Netflix content model – is it sustainable?


After blasting through nearly a half seasons worth of “House of Cards” in one afternoon, I wonder if this model of all-you-can-eat media is sustainable. Netflix’s second entry into the world of original content production is an entertaining and well produced epic dealing with scandal, corruption and politics in Washington DC. Big name actors and location shooting pushed the first season’s cost into the 100 million dollar range. Did I like it? The short answer is… yes, absolutely. Can Netflix afford to continue this way? I don’t know. If most users are like me and binge consume this content, most subscribers will have exhausted the content in as little as a weekend.  With only one other original project in the pipeline, so far,  Netflix will have very little original content to offer between “seasons”. How many shows would Netflix need to offset the bingers? 10?100?1000? I don’t know,  but I think Netflix is watching the stats of their new shows closely  and if their past is any indication, they are coming up with an algorithm to quantify just that.

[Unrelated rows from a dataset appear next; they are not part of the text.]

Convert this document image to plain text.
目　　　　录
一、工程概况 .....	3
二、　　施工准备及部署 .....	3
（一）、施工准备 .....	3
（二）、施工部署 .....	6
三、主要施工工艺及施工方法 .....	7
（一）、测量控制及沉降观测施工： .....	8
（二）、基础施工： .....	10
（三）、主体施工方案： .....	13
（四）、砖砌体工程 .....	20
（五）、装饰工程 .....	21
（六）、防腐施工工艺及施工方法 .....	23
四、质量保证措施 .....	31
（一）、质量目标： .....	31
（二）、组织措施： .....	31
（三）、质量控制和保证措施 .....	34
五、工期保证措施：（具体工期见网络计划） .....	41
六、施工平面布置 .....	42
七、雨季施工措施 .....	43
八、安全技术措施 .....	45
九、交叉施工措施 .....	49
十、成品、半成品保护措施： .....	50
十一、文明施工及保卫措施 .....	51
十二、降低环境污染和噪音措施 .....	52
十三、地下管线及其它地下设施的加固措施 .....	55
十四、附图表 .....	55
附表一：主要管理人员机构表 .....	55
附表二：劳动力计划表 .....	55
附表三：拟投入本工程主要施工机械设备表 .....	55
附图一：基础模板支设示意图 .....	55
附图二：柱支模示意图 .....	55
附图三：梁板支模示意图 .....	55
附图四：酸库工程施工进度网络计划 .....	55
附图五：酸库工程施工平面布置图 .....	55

3 thoughts on “Netflix content model – is it sustainable?

  1. I’ve been wondering the same thing: how is this going to be profitable for Netflix? I see online streaming slowly taking over tv watching (it seems a lot of people are forgoing cable for streaming), but is it too soon? Maybe Netflix really is on to something, though, and they’re actually… geniuses…

  2. I hope they are onto something, as I really like their content. I think it worked well for HBO because HBO already had paid viewership, but having all the episodes of a new show release on the same day may prove hard to keep up with. HBO GO on the other hand would be awesome if it were free of a cable subscription, even with a typical metered out season of releases… Food for thought Netflix?